Once you’ve gained the visibility to understand your spend, how do you optimize it? That’s where value targeting comes in. Many cost curves have undergone fundamental transformation as new solutions have changed the way work gets done. Consider in-store advertising. It’s less expensive to execute thanks to the decreased costs of beacons and supporting technologies. And built-in analytics can give greater insight into exactly what motivates purchases. Rather than taking a historical view of spend, successful organizations will approach value targeting with the data and insights to both optimize spend and support a more precise targeting of the end customer new products, solutions and services.
To gain control of spending, it’s critical to assign category ownership to each area of the company. In the past, executives didn’t have the dynamic reporting and data visualization needed to understand their given area of operation. These tools shine a light on all relevant data across the company to provide a true view of spend. With this understanding, managers are empowered to take on an active role, treating company money as if it’s their own.
Our research found that successful companies are linking ZBB to the corporate strategy through profitability (95 percent), followed by growth (56 percent).1 Zero-based Budgeting is being used to make strategic decisions on the appropriate spending levels required to reach even the furthest stretch goals.How exactly?

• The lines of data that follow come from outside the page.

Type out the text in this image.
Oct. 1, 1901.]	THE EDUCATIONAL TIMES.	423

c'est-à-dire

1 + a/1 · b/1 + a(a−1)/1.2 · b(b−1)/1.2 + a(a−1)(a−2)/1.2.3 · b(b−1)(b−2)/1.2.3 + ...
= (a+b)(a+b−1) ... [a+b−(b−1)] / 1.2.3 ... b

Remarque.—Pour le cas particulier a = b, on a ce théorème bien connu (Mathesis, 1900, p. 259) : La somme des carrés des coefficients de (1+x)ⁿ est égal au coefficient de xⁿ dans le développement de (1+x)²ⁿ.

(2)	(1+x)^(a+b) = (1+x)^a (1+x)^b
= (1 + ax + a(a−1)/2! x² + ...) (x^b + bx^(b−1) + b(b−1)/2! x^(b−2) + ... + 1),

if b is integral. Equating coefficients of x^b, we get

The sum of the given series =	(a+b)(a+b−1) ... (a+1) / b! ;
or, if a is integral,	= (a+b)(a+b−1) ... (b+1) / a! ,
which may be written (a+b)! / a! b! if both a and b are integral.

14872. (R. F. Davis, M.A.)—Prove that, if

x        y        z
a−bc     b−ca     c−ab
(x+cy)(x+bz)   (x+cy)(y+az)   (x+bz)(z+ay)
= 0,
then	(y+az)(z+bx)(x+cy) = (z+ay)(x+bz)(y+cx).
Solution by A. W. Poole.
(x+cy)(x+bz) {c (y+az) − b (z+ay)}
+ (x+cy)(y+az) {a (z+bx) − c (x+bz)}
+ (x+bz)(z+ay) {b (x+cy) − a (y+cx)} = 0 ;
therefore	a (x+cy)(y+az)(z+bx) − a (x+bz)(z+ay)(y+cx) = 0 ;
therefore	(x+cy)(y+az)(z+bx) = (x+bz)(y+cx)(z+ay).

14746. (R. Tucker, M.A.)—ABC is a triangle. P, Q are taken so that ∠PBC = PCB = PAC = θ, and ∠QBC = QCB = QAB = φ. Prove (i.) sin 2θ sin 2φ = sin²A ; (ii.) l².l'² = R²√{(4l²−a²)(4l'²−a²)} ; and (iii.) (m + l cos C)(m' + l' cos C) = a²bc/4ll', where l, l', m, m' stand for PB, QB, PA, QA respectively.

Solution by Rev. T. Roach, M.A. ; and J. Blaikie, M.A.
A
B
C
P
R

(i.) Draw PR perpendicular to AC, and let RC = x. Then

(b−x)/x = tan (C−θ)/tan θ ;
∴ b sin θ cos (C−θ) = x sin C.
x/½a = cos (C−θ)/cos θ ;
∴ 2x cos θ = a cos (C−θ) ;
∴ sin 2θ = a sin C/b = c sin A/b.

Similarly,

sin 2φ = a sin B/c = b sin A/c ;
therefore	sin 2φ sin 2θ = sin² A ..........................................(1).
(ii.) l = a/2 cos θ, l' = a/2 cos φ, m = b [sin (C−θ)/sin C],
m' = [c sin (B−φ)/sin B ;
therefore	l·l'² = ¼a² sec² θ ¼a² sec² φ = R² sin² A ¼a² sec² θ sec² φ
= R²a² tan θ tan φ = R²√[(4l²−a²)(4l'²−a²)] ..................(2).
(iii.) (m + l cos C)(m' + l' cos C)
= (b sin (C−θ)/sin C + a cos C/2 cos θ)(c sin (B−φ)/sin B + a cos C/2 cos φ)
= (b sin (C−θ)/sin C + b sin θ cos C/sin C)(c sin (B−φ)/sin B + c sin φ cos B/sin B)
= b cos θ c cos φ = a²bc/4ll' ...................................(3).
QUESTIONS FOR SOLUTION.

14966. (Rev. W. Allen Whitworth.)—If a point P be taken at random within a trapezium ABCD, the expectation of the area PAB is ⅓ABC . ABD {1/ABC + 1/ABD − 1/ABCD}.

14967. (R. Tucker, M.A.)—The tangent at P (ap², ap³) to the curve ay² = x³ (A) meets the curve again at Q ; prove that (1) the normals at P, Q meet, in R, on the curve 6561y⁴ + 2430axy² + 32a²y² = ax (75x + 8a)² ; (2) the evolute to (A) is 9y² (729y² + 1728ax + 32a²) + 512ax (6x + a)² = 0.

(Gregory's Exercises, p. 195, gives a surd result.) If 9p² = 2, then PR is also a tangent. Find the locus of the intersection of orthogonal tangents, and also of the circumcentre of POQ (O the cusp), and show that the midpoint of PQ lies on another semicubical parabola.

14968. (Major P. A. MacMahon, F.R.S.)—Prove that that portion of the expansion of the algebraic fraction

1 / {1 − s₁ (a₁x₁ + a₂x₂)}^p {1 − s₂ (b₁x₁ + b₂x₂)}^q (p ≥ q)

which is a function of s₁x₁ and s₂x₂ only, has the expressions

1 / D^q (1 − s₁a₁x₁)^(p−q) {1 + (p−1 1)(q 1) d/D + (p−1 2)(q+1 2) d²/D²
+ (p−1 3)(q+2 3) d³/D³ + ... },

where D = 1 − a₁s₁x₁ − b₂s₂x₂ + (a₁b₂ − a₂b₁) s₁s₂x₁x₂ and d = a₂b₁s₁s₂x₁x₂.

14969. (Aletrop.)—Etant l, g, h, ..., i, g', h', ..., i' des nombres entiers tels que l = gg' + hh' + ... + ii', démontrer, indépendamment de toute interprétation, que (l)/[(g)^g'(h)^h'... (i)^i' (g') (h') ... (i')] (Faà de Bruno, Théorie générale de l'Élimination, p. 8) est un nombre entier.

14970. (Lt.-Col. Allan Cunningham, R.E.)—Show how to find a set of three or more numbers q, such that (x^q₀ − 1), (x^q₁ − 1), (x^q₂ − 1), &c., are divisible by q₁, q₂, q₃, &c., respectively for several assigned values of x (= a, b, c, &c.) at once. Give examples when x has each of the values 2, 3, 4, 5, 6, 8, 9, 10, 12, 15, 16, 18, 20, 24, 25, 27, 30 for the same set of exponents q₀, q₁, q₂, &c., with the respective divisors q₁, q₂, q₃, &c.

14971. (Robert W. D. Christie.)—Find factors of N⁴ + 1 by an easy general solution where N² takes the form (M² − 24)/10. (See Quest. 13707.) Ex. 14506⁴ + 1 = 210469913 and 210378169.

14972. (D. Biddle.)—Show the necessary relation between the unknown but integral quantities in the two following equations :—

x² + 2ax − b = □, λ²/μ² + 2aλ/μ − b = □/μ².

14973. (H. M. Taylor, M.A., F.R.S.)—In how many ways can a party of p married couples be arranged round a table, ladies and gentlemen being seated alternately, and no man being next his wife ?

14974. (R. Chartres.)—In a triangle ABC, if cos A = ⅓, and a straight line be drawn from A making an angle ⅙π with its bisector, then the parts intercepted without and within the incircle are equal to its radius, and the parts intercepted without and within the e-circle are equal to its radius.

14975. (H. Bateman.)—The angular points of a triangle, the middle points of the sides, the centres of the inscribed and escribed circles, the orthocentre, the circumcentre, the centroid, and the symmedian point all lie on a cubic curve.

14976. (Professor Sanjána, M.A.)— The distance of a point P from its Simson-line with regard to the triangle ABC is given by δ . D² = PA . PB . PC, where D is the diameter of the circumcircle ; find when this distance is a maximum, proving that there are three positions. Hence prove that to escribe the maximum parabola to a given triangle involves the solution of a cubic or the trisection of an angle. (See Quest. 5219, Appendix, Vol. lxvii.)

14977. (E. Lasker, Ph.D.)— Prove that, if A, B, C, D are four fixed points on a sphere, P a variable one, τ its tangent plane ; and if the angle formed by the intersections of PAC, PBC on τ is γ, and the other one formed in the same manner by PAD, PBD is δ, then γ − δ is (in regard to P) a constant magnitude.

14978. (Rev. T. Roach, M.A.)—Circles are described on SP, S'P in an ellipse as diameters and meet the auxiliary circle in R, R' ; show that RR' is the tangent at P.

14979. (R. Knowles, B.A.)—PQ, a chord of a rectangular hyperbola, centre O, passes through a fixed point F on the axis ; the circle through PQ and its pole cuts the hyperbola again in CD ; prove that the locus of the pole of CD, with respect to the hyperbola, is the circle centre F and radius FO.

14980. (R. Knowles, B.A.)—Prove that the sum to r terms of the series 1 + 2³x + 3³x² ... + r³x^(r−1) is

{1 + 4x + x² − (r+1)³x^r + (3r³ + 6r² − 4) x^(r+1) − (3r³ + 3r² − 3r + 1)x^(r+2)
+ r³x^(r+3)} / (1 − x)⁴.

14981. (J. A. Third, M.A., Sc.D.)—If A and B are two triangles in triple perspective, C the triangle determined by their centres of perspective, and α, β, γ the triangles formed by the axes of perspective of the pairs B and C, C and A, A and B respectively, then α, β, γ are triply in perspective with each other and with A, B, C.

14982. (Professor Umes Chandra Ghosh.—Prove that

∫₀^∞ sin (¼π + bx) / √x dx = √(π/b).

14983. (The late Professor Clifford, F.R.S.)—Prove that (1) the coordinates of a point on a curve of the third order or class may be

By building budgets “bottom up” according to specific cost drivers which vary by category. Cloud-based tools are making the process smooth and flexible. And forward-looking and predictive. Managers can answer questions like: “What if I allocate funds somewhere ese?” “What is the impact on profit?” “On brand performance?” These tools allow them to “see” the result of their decisions—before they’re executed— through detailed simulations. Net-net: ZBB not only drives more transparency into the way budgets are constructed, it also drives tremendous buy-in as budgets are built and owned by their respective owners.
Execute initiatives: Organizations can’t drive toward tomorrow’s business outcomes using yesterday’s tools and platforms. That’s why it’s important to establish smart consumption policies and systems to drive users down the best path to purchase. This is aided by digital procurement platforms that guide users through the latest corporate practices. The result: Employees will make the smartest purchases based on the insights gleaned from intuitive, easy-to-use systems.
To make sure all the previous steps hold today and in the long run, it’s critical to instill control and monitoring. ZBx drives top-to-bottom and left-to-right transparency leaving “no place to hide” when it comes to understanding decisions. Thanks to technology, Key Performance Indicators can be established to ensure that the company is holding on its strategic directions and track the strategic initiatives to ensure they’re working toward larger company goals. For the leading companies in our survey, ZBx savings were being redirected into growth initiatives (52 percent), digital (31 percent), other capabilities (29 percent) and the bottom line (15 percent).2 If it sounds basic. It’s not. Many companies drive their operations based on gut instinct and assumptions, in large part because they lack the easy-to-use, dynamic insights supported by digital technologies.